Saddam and Sura 105 [The Elephant]

The Economist has a useful short-bio obituary in its latest edition titled The Blundering Dictator.

I can remember talking to Dr. Issam Chalabi, the Iraqi Oil Minister at the OPEC meeting in July 1990, and he assured me that Saddam was just blustering when he threatened Kuwait because it demanded repayment of the Iran-Iraq War loans. Saddam had concocted a story that Kuwait had horizontal rigs sucking Iraqi oil from across the border in Kuwait. That sounded crazy.

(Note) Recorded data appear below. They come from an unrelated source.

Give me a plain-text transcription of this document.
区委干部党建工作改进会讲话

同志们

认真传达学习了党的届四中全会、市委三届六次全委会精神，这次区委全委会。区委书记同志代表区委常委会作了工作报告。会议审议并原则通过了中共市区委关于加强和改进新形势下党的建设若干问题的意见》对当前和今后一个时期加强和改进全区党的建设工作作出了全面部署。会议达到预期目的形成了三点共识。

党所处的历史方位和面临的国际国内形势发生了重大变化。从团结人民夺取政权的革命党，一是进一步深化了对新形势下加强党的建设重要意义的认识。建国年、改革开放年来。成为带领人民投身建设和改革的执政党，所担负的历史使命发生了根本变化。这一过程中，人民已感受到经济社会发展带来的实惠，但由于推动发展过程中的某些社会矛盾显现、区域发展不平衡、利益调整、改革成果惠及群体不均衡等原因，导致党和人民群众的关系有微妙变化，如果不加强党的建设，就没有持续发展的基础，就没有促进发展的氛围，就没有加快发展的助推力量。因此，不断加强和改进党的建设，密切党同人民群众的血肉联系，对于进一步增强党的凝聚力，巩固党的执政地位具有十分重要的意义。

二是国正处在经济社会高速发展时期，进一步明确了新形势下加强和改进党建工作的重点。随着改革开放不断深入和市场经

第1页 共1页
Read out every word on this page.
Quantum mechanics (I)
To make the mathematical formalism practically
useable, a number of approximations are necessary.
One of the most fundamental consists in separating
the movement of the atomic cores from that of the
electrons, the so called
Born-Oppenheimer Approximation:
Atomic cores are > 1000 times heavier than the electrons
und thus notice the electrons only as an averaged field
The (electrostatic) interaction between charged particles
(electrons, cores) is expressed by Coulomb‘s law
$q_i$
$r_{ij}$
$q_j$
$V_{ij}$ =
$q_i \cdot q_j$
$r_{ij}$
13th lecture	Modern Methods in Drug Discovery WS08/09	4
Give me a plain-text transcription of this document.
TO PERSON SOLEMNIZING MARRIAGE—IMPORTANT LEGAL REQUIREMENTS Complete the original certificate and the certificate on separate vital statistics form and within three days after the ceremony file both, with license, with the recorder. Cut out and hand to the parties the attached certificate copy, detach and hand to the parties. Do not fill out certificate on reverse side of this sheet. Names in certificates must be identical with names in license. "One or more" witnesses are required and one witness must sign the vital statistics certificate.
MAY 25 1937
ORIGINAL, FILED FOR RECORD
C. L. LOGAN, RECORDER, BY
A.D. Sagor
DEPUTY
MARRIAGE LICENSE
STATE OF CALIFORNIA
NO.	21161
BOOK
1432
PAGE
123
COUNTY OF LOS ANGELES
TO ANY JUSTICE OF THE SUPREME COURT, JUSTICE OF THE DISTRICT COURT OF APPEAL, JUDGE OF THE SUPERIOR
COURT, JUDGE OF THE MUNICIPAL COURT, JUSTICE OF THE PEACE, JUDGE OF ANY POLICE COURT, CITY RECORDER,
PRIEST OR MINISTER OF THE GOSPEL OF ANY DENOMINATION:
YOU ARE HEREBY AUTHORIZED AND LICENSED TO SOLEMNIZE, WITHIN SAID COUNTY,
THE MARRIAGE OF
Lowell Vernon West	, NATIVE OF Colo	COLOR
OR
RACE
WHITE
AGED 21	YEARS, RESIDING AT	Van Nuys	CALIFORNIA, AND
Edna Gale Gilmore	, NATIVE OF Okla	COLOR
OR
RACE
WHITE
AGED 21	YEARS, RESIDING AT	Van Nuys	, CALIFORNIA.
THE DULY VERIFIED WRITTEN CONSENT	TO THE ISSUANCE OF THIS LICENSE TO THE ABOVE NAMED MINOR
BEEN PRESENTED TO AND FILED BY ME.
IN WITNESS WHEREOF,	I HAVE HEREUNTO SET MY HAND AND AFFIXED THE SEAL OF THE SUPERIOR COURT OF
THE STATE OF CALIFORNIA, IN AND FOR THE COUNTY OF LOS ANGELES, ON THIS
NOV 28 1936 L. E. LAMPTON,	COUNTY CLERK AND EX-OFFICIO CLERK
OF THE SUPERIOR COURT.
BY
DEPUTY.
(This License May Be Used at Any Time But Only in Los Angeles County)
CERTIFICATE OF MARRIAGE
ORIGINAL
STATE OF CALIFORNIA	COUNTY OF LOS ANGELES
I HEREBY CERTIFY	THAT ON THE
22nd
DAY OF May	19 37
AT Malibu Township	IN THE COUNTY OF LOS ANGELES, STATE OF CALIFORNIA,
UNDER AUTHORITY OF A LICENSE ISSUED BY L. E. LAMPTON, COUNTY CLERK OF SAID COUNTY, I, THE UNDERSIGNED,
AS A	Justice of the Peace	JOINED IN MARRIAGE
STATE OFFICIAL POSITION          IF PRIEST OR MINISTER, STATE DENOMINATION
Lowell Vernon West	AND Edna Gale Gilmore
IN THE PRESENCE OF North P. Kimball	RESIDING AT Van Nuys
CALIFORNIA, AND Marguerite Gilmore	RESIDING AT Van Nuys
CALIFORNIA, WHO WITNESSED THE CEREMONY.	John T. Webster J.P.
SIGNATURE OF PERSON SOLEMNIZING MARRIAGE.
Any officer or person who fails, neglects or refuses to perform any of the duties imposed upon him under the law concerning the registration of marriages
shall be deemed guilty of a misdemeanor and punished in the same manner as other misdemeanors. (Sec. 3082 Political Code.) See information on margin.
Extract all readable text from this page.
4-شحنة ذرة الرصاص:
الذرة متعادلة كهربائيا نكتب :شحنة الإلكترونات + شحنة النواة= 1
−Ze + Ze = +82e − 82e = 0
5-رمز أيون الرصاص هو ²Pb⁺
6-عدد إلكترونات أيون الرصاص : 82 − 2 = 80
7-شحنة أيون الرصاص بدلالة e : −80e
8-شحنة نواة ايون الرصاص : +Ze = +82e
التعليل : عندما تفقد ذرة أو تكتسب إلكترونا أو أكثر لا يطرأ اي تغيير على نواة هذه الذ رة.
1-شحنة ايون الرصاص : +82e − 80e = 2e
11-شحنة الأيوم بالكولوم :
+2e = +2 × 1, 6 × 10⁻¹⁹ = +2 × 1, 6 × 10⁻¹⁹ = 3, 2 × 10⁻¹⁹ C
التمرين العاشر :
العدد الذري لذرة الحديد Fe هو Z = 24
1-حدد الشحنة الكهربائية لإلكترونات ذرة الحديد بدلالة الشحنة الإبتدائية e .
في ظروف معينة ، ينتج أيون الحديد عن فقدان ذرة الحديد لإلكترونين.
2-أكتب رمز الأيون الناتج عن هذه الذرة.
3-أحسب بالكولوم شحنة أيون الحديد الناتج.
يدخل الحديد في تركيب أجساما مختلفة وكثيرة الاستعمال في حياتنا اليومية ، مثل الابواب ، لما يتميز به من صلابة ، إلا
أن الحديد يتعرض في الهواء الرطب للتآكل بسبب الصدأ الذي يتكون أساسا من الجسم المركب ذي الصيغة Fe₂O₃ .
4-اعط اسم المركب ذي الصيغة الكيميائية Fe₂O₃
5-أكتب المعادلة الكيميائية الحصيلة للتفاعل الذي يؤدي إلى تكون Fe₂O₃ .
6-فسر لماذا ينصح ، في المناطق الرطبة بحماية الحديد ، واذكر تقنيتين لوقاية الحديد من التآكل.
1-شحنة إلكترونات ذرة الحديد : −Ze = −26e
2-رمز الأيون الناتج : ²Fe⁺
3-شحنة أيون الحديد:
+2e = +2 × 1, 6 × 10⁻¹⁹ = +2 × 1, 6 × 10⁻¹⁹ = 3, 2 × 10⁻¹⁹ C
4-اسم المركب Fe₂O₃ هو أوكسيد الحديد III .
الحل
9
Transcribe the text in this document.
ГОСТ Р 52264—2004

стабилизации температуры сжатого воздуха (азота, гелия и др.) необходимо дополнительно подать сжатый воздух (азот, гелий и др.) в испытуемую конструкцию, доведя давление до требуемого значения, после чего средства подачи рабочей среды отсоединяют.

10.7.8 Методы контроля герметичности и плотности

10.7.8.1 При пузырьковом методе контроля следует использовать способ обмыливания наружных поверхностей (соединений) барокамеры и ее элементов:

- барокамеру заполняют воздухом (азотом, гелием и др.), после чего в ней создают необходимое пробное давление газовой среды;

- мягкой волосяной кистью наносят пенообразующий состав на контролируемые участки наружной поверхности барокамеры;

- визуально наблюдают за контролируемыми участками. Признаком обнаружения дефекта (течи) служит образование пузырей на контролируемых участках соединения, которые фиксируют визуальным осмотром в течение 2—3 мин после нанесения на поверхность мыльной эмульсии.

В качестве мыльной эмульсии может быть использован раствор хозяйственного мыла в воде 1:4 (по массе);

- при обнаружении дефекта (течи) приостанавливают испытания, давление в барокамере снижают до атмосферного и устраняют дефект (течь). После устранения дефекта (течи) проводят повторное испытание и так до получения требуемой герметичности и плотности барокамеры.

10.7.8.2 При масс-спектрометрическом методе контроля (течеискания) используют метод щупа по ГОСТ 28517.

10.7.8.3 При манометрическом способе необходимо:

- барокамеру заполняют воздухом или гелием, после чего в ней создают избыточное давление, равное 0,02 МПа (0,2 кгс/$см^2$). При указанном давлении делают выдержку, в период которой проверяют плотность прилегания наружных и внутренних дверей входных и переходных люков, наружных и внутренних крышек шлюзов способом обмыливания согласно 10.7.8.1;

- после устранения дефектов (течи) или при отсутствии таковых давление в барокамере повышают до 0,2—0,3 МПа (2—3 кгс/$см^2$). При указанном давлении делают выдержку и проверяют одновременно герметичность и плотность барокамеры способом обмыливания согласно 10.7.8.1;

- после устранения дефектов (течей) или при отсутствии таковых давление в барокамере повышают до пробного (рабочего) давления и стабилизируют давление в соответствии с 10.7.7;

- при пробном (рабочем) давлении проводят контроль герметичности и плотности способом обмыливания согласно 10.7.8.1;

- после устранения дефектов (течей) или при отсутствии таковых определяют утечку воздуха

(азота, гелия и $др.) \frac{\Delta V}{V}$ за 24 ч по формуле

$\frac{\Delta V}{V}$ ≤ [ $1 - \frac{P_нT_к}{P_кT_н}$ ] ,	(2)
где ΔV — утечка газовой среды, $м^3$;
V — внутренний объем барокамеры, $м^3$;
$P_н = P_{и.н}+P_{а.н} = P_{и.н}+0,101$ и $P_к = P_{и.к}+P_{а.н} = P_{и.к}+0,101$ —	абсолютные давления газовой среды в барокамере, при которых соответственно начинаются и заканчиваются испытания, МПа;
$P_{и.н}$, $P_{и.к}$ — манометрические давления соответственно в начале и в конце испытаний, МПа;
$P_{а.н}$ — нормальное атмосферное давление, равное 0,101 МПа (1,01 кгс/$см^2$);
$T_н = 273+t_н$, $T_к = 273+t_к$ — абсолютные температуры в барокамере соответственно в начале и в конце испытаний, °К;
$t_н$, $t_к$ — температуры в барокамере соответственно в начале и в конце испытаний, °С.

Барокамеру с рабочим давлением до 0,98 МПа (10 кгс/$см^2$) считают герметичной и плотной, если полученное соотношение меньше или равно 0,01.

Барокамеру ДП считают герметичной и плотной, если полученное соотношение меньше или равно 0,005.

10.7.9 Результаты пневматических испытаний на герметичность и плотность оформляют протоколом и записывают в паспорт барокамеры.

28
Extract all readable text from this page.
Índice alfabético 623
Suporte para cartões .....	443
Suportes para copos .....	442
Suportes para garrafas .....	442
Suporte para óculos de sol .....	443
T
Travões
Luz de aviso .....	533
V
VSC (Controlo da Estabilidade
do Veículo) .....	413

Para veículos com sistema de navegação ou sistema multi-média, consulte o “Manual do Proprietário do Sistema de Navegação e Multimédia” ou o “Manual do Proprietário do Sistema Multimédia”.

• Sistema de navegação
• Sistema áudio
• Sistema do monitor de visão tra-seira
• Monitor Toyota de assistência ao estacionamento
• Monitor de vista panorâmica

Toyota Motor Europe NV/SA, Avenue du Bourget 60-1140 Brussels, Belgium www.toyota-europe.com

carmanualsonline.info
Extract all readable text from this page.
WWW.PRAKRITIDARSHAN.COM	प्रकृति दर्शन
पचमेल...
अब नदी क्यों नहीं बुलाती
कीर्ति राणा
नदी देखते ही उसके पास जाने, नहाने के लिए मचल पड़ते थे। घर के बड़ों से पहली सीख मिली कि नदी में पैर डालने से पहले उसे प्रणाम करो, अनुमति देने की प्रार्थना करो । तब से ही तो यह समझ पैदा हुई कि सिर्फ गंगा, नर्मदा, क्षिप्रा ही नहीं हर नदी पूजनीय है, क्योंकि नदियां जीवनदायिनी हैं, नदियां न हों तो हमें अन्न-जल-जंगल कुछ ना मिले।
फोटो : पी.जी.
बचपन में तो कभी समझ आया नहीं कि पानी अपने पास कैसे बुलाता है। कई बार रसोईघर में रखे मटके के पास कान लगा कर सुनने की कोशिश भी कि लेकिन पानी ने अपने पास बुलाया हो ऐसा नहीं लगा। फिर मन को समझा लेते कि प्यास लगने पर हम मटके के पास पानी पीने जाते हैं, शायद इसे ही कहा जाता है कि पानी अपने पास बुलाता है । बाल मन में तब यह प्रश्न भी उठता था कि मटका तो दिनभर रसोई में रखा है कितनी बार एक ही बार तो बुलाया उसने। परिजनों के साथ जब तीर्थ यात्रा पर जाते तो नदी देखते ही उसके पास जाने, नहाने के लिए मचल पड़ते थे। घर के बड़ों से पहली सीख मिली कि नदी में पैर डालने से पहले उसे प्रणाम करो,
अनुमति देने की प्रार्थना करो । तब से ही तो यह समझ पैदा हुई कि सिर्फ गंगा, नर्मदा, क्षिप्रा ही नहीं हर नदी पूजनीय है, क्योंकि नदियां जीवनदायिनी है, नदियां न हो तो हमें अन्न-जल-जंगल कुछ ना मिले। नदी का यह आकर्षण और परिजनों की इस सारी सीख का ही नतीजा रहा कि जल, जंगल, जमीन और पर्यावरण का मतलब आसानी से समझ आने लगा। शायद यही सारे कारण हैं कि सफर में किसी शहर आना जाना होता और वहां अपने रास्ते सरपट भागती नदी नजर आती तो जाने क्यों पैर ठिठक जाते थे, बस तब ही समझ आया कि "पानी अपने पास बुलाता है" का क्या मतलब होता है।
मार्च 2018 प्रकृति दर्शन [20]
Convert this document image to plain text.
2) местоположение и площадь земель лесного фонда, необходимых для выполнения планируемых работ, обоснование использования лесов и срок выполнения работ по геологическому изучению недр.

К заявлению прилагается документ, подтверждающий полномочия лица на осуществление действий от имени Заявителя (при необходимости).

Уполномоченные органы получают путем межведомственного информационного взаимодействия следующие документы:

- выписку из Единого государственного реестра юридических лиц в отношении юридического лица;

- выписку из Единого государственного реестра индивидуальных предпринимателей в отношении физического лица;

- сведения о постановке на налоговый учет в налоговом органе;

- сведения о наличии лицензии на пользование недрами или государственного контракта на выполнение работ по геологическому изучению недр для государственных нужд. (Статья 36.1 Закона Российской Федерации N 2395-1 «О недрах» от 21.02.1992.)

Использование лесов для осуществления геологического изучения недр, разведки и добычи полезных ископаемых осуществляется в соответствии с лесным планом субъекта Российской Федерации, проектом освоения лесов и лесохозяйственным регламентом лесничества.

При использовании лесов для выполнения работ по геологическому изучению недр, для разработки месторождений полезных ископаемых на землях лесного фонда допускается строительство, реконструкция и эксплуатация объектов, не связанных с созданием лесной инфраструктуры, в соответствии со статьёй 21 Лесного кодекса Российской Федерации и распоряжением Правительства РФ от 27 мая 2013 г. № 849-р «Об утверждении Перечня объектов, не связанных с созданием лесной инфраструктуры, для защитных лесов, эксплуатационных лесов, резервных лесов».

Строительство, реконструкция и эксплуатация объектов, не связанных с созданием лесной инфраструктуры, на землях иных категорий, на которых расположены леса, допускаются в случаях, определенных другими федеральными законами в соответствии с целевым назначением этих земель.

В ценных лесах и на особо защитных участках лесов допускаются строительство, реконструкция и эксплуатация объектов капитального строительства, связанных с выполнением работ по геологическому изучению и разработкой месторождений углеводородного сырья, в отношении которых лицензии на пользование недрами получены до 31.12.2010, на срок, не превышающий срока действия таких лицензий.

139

No one expected Saddam to invade Kuwait.

Saddam explains it in this paragraph:
he blew it all by invading Kuwait, the small, rich neighbouring emirate, on August 2nd 1990. Asked in later years, following his capture in a "spider hole" by American invaders, why he had done this, Saddam first blustered that it was because Kuwait was rightfully Iraq's 19th province. Then, in his slightly nasal whine, he growled, "When I get something into my head I act. That's just the way I am."

Perhaps apocryphal or for religious consumption, he did claim in the nineties that he discovered that George Herbert Walker Bush's Republican Party had the Elephant as its symbol, and his mind was drawn to Sura 105 of the Quran referring to The Elephant of Ethiopian invaders being attacked by small birds dropping stones or clay shards which defeated the Ethiopian expedition against Mecca. This purportedly happened the year of Muhammad's birth.
And so Saddam invaded Kuwait.

Who knows what Saddam was smoking or drinking, but he got this into his head and believed that he could defeat the awesome US Armies [the Elephant] with the birds.

Actually, that didn't work out in Kuwait, but symbolically it can be said that thousands of insurgent atrocities are having the cumulative effect of overcoming a militarily invincible US Army. But armies don't lose wars by battlefield defeats, as generals since Hannibal have been discovering on a regular basis.

Saddam may have been right in the end, but his timing, as usual, was off a bit.